Lycopene ameliorates PTSD-like behaviors in mice and rebalances the neuroinflammatory response and oxidative stress in the brain.

Abstract Posttraumatic stress disorder (PTSD) is a mental disorder that can translate into severe economic problems. Lycopene is an aliphatic hydrocarbon carotenoid extracted from plants, including papayas, tomatoes, and water melons.

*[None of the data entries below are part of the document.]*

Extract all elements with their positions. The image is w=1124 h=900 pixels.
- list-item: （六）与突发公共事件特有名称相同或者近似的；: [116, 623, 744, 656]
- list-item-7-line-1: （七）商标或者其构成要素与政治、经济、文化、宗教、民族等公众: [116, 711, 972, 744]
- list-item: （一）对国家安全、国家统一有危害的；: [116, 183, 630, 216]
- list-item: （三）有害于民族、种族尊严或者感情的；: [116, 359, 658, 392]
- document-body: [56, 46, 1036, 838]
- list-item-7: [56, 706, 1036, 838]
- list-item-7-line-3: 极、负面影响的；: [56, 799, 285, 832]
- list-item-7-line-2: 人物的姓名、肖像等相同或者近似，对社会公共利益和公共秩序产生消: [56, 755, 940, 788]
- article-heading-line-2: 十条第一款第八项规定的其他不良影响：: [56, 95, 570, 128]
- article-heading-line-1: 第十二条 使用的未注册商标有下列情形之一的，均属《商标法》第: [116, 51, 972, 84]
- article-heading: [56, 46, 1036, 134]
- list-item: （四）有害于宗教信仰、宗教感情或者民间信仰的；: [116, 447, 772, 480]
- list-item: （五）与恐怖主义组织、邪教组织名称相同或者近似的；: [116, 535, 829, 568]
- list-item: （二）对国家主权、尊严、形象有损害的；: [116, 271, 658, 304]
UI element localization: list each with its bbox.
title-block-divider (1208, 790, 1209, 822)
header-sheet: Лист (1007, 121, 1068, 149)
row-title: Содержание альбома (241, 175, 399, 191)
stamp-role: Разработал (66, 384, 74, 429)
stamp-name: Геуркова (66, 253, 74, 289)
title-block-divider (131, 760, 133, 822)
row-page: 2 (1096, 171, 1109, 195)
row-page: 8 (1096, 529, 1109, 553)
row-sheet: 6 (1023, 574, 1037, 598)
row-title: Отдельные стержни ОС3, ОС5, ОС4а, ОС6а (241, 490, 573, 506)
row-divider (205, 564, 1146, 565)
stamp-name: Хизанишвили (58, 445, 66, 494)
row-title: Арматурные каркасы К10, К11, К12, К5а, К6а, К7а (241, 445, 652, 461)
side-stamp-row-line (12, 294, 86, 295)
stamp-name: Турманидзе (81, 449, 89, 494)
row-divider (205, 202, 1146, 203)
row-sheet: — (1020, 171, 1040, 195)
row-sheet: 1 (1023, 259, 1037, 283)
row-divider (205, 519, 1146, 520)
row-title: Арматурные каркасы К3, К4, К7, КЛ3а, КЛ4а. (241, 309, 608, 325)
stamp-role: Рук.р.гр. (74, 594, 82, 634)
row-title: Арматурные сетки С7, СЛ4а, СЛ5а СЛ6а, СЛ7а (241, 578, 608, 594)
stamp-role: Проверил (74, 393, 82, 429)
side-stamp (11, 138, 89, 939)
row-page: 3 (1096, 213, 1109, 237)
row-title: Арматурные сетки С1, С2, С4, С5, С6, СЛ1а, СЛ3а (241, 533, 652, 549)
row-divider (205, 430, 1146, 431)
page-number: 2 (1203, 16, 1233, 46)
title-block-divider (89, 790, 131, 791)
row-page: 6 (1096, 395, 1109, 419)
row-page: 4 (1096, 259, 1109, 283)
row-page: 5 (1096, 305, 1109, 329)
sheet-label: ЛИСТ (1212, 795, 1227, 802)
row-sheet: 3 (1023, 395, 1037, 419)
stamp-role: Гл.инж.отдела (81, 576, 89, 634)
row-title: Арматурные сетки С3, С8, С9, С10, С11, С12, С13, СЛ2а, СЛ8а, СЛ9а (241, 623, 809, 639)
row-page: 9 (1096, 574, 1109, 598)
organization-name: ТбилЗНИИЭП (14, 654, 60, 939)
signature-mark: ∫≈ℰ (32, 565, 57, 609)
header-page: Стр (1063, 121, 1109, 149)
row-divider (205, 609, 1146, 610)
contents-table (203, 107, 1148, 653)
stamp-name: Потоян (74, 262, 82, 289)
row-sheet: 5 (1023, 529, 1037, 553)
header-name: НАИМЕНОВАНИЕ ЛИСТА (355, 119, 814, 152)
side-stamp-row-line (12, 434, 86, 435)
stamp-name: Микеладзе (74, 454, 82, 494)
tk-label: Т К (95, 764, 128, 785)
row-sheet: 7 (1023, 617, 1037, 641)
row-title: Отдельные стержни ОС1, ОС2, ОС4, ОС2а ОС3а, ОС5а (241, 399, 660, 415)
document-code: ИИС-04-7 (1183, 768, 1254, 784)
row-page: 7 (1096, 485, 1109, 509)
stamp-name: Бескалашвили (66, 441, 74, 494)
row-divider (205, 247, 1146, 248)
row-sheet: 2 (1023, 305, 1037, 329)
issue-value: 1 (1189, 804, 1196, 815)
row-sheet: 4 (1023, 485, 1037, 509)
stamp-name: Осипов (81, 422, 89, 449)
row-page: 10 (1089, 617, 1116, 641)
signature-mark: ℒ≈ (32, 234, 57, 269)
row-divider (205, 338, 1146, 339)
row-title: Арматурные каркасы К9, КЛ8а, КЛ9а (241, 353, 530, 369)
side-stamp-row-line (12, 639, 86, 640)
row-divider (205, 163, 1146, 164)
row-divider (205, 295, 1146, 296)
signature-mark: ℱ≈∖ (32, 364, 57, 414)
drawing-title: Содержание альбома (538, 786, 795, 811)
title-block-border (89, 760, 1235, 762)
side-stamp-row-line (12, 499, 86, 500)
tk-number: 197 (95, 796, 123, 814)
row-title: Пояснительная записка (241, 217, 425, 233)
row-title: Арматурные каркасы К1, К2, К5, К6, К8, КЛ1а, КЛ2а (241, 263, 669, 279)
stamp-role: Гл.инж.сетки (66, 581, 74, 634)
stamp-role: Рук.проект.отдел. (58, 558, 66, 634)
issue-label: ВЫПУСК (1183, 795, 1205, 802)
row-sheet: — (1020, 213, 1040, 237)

Previous studies have shown that lycopene can produce antidepressant-like effects in rodent models of depression. However, little is known about its anti-PTSD-like effect. This was addressed in the present study by using the single prolonged stress (SPS) protocol to induce PTSD-like behavioral deficits in mice. Our results showed that 12 days of lycopene treatment at the dose of 10 and 20 mg/kg, but not at 5 mg/kg, ameliorated the PTSD-like phenotype induced by SPS, including the increase in freezing time in contextual fear paradigm, the decrease in time and entries in open arms in elevated plus maze test, and the decrease in distance and time in the central area of the open field test, without affecting the mouse locomotor activity. Mechanistic studies revealed that lycopene treatment (20 mg/kg, 12 days) could suppress the SPS-induced increase in levels of interleukin-6 (IL-6), IL-1β, tumor necrosis factor-α (TNF-α), and nitrite in the hippocampus and prefrontal cortex in mice, as well as the increased markers that indicate high levels of oxido-nitrosative stress in the hippocampus and prefrontal cortex in SPS mice. Lycopene treatment (20 mg/kg, 12 days) also suppressed the SPS-induced decrease in brain derived neurotrophic factor (BDNF) levels in the hippocampus and prefrontal cortex in mice. Overall, the anti-PTSD-like effect of lycopene may be associated with its anti-neuroinflammation and anti-oxidative stress activities.